A co do pytania ze wstępu, to owszem. Aktualnie mam ochotę na pianki jojo choć wcale ich nie lubię. Co ciekawe u mnie jest tak, że mam ogromną ochotę kupić właśnie taki nielubiany produkt, ale jak już go mam, to odkładam degustację w nieskończoność bo nagle wcale nie mam na nią chęci.

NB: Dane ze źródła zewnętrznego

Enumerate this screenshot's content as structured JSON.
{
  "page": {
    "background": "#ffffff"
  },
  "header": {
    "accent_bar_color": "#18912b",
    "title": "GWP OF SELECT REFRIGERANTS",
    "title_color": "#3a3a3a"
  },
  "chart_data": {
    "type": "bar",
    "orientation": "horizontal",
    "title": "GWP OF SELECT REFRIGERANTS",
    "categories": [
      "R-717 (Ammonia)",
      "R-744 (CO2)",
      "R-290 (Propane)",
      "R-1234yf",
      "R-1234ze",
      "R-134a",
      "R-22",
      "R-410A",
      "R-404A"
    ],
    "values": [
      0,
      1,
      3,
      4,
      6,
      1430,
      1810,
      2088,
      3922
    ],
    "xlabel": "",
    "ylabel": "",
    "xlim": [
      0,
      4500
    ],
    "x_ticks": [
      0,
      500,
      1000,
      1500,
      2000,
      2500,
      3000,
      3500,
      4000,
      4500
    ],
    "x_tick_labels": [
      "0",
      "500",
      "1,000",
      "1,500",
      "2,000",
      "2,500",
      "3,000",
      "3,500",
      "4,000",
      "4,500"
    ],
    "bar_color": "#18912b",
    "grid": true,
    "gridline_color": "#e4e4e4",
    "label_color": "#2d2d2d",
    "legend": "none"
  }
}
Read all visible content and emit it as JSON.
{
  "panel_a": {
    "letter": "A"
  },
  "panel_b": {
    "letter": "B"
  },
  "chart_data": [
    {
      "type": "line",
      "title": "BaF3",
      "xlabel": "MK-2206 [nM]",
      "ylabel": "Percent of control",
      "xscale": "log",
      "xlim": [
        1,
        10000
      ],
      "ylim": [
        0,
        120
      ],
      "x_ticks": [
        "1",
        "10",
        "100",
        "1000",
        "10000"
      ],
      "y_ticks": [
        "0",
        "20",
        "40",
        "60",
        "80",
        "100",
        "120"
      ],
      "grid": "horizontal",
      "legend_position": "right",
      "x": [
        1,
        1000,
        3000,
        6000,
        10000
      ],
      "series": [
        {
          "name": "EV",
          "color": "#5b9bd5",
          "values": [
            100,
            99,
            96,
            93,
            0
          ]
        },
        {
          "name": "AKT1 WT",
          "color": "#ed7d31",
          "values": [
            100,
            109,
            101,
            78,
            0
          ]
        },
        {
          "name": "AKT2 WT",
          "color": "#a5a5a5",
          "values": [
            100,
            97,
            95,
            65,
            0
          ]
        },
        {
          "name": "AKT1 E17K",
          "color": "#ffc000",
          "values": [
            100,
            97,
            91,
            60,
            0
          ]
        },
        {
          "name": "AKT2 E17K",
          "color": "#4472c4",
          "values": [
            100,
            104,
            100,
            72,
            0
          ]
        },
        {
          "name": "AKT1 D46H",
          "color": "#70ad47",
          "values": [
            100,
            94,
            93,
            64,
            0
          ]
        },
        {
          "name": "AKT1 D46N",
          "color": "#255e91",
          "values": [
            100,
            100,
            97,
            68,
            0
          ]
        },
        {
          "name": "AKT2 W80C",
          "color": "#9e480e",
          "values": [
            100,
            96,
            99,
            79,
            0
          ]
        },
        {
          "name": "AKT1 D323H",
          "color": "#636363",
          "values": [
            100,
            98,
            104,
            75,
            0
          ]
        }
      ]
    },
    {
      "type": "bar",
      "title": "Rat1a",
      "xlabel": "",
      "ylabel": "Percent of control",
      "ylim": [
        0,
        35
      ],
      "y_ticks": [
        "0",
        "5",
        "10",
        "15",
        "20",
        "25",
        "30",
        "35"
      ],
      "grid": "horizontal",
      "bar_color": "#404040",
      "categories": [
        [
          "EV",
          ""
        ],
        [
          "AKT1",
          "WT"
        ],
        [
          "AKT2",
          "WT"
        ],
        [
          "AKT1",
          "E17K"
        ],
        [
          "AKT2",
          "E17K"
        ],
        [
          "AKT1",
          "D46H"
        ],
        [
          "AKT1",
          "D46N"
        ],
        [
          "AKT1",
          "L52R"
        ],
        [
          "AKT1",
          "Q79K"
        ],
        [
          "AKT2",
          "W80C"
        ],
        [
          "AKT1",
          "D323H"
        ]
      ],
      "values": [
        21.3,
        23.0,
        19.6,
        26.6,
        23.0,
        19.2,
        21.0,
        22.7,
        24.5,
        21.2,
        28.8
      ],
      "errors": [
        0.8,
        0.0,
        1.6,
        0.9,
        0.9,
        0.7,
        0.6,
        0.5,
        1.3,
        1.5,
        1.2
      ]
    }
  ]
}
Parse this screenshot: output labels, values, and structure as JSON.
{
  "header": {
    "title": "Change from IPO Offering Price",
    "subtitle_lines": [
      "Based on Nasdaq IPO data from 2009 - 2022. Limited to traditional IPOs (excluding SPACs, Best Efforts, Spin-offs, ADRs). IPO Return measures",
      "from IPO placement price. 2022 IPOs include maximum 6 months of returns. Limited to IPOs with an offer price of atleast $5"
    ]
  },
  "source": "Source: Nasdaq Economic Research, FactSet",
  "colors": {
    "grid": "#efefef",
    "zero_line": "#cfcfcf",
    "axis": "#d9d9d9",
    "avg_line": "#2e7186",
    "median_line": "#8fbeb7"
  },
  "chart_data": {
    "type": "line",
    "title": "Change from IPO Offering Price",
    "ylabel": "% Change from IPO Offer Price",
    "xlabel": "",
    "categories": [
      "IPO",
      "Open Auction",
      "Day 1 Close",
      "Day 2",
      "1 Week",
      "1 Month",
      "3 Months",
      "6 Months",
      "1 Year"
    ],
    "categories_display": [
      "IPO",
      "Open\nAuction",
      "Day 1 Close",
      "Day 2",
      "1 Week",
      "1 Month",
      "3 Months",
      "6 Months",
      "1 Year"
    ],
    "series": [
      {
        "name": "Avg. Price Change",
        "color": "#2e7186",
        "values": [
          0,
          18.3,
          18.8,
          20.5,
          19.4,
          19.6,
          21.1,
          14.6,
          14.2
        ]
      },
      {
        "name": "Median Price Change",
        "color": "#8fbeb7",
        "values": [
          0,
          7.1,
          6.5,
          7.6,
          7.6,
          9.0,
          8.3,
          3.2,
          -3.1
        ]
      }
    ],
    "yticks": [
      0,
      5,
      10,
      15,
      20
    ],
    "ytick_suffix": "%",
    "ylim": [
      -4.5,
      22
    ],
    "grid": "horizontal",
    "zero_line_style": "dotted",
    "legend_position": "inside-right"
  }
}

Łe, to ja w 99% przypadków też.
Co do wstępu, to u mnie odpowiedź to: niezupełnie. Nie ciągnie mnie do produktów nie dla mnie nigdy. Ale! Są takie, których kiedyś nie lubiłam i chcę sprawdzić, czy nadal nie lubię (kiedyś odczułam tak ogromną chęć zrobienia sałatki z selerem naciowym, ale nadal był paskudny). Ewentualnie sprawdzenie, czy ma u mnie szanse jakiś produkt zrobiony w nielubiany sposób, ale umiejętnie.
Teraz już nie, ale dawniej miałam, że były produkty potencjalnie nielubiane, ale tak dziwne, że chciałam spróbować.
Co do wafli (ale nie ryżowych) – one są przykładem produktu, który sprawdzałam, czy nadal i wszystkich nie lubię tak, jak myślałam. Te, które kupiłam uznałam właśnie za funkcjonalne (potrzebne mi do chyba nie moich produktów, których nie wiem, z czym innym można by spróbować).
Ogólnie nie lubię takiej typowo średniej półki. Jak mam jeść coś słodkiego z niej, wolę wcale.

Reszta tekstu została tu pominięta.